東出:はい。食べたものとか、出来事とか、誰に見せるでもなく。

一之輔:僕の連載もそうですが、日々起きたことの記録にはなっていますよね。

東出:この本は一之輔さんの生き方を証明している気がするんです。僕の尊敬する人が、「仕事(の目的)は生き方の証明であって、金を稼ぐばっかじゃない」って言っていました。まさに、この本がそうなのかなって。

一之輔:そんな大それたものではないですよ。

東出:原稿1本どのくらい時間をかけて書くんですか。

一之輔:正味2時間ぐらいです。「ゾーンに入る」みたいのがあるんですよね。うわーっと書けるときがある。

東出:読み返してますか?

一之輔:一応。でも読み返すと顔から火が出ます。僕、自分の音(落語)を聴くのもあんまり好きじゃないし、出演したラジオも聴かない。なんか恥ずかしいんです。東出さんは自分の出た映画やテレビを見ますか?

東出:見る場合と、そうでないときがありますね。でも見返さないのは非常にまずいことです。自分で見ないとダメですよね。

一之輔:落語の場合、自分の高座を聴いている噺家のほうが早く上手になります。

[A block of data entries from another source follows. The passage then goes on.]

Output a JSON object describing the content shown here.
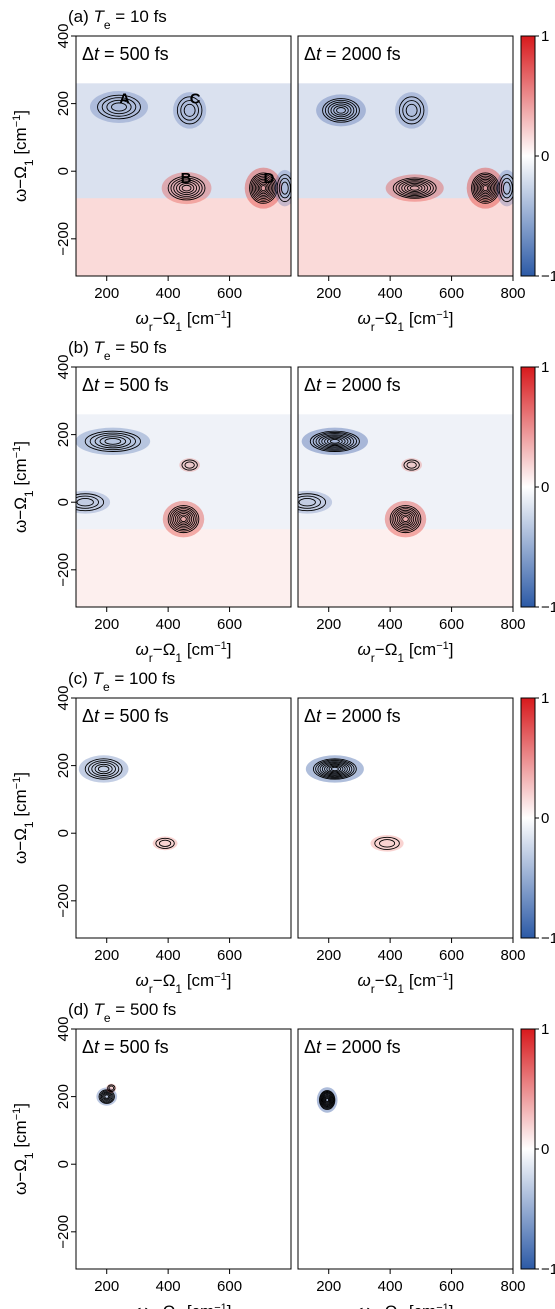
{
  "chart_data": [
    {
      "type": "heatmap",
      "panel_label": "(a)",
      "title_value": "10 fs",
      "subplots": [
        {
          "dt_value": "500 fs",
          "peak_labels": [
            "A",
            "B",
            "C",
            "D"
          ],
          "features": [
            {
              "x": 240,
              "y": 190,
              "amp": -0.35,
              "sx": 70,
              "sy": 35
            },
            {
              "x": 470,
              "y": 180,
              "amp": -0.3,
              "sx": 40,
              "sy": 40
            },
            {
              "x": 460,
              "y": -50,
              "amp": 0.55,
              "sx": 60,
              "sy": 35
            },
            {
              "x": 710,
              "y": -50,
              "amp": 0.85,
              "sx": 45,
              "sy": 45
            },
            {
              "x": 780,
              "y": -50,
              "amp": -0.3,
              "sx": 25,
              "sy": 40
            }
          ]
        },
        {
          "dt_value": "2000 fs",
          "features": [
            {
              "x": 240,
              "y": 180,
              "amp": -0.55,
              "sx": 60,
              "sy": 35
            },
            {
              "x": 470,
              "y": 180,
              "amp": -0.3,
              "sx": 40,
              "sy": 40
            },
            {
              "x": 480,
              "y": -50,
              "amp": 0.65,
              "sx": 70,
              "sy": 30
            },
            {
              "x": 710,
              "y": -50,
              "amp": 0.9,
              "sx": 45,
              "sy": 45
            },
            {
              "x": 780,
              "y": -50,
              "amp": -0.3,
              "sx": 25,
              "sy": 40
            }
          ]
        }
      ]
    },
    {
      "type": "heatmap",
      "panel_label": "(b)",
      "title_value": "50 fs",
      "subplots": [
        {
          "dt_value": "500 fs",
          "features": [
            {
              "x": 220,
              "y": 180,
              "amp": -0.45,
              "sx": 90,
              "sy": 30
            },
            {
              "x": 130,
              "y": 0,
              "amp": -0.25,
              "sx": 60,
              "sy": 25
            },
            {
              "x": 450,
              "y": -50,
              "amp": 0.75,
              "sx": 50,
              "sy": 40
            },
            {
              "x": 470,
              "y": 110,
              "amp": 0.15,
              "sx": 25,
              "sy": 15
            }
          ]
        },
        {
          "dt_value": "2000 fs",
          "features": [
            {
              "x": 220,
              "y": 180,
              "amp": -0.8,
              "sx": 80,
              "sy": 30
            },
            {
              "x": 130,
              "y": 0,
              "amp": -0.25,
              "sx": 60,
              "sy": 25
            },
            {
              "x": 450,
              "y": -50,
              "amp": 0.8,
              "sx": 50,
              "sy": 40
            },
            {
              "x": 470,
              "y": 110,
              "amp": 0.15,
              "sx": 25,
              "sy": 15
            }
          ]
        }
      ]
    },
    {
      "type": "heatmap",
      "panel_label": "(c)",
      "title_value": "100 fs",
      "subplots": [
        {
          "dt_value": "500 fs",
          "features": [
            {
              "x": 190,
              "y": 190,
              "amp": -0.45,
              "sx": 60,
              "sy": 30
            },
            {
              "x": 390,
              "y": -30,
              "amp": 0.15,
              "sx": 30,
              "sy": 15
            }
          ]
        },
        {
          "dt_value": "2000 fs",
          "features": [
            {
              "x": 220,
              "y": 190,
              "amp": -0.85,
              "sx": 70,
              "sy": 30
            },
            {
              "x": 390,
              "y": -30,
              "amp": 0.15,
              "sx": 40,
              "sy": 18
            }
          ]
        }
      ]
    },
    {
      "type": "heatmap",
      "panel_label": "(d)",
      "title_value": "500 fs",
      "subplots": [
        {
          "dt_value": "500 fs",
          "features": [
            {
              "x": 200,
              "y": 200,
              "amp": -0.6,
              "sx": 25,
              "sy": 20
            },
            {
              "x": 215,
              "y": 225,
              "amp": 0.15,
              "sx": 12,
              "sy": 10
            }
          ]
        },
        {
          "dt_value": "2000 fs",
          "features": [
            {
              "x": 195,
              "y": 190,
              "amp": -0.9,
              "sx": 25,
              "sy": 28
            }
          ]
        }
      ]
    }
  ],
  "axes": {
    "xlabel_base": "ω",
    "xlabel_sub": "r",
    "xlabel_rest": "−Ω",
    "xlabel_sub2": "1",
    "xlabel_unit": "[cm",
    "xlabel_sup": "−1",
    "xlabel_close": "]",
    "ylabel_base": "ω−Ω",
    "ylabel_sub": "1",
    "ylabel_unit": "[cm",
    "ylabel_sup": "−1",
    "ylabel_close": "]",
    "title_var": "T",
    "title_sub": "e",
    "title_eq": " = ",
    "dt_prefix": "Δ",
    "dt_var": "t",
    "xlim": [
      100,
      800
    ],
    "ylim": [
      -310,
      400
    ],
    "left_xticks": [
      200,
      400,
      600
    ],
    "right_xticks": [
      200,
      400,
      600,
      800
    ],
    "yticks": [
      -200,
      0,
      200,
      400
    ]
  },
  "colorbar": {
    "ticks": [
      "1",
      "0",
      "−1"
    ],
    "colors": {
      "max": "#d7191c",
      "mid": "#ffffff",
      "min": "#2c5aa6"
    }
  },
  "colors": {
    "contour": "#000000",
    "positive": "#e2342c",
    "negative": "#3458a4"
  }
}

だから恥ずかしくてつらいことなんだけど、聴かなきゃいけない……。

東出:僕は、映画は撮り終わってから、一度完成版を見るんですが、台本で最初から最後までストーリーを知っているから、お客さんとは決して同じ目線で見られないんですよ。このセリフ削られているなとか、そういうことが気になってしまって。それであえて、ちょっと時間をおいてから見ようってこともあります。

一之輔:「見直す」ってきりがないんだよね。区切りつけて先に進まないといけない。

東出:いつゴールなんでしょうね。

一之輔:落語の場合、20代でも、60代でも同じネタを繰り返してやる。つまり、何度でもやり直しができるようなもの。だから気楽といえば気楽だけど、いいかげんにやって、お客さんにおもしろくないと思われたら、最悪です。そういう意味では、自分に厳しくしないと怖い商売。「噺家殺すにゃ刃物はいらぬ、あくびひとつで即死する」って、言いますけど。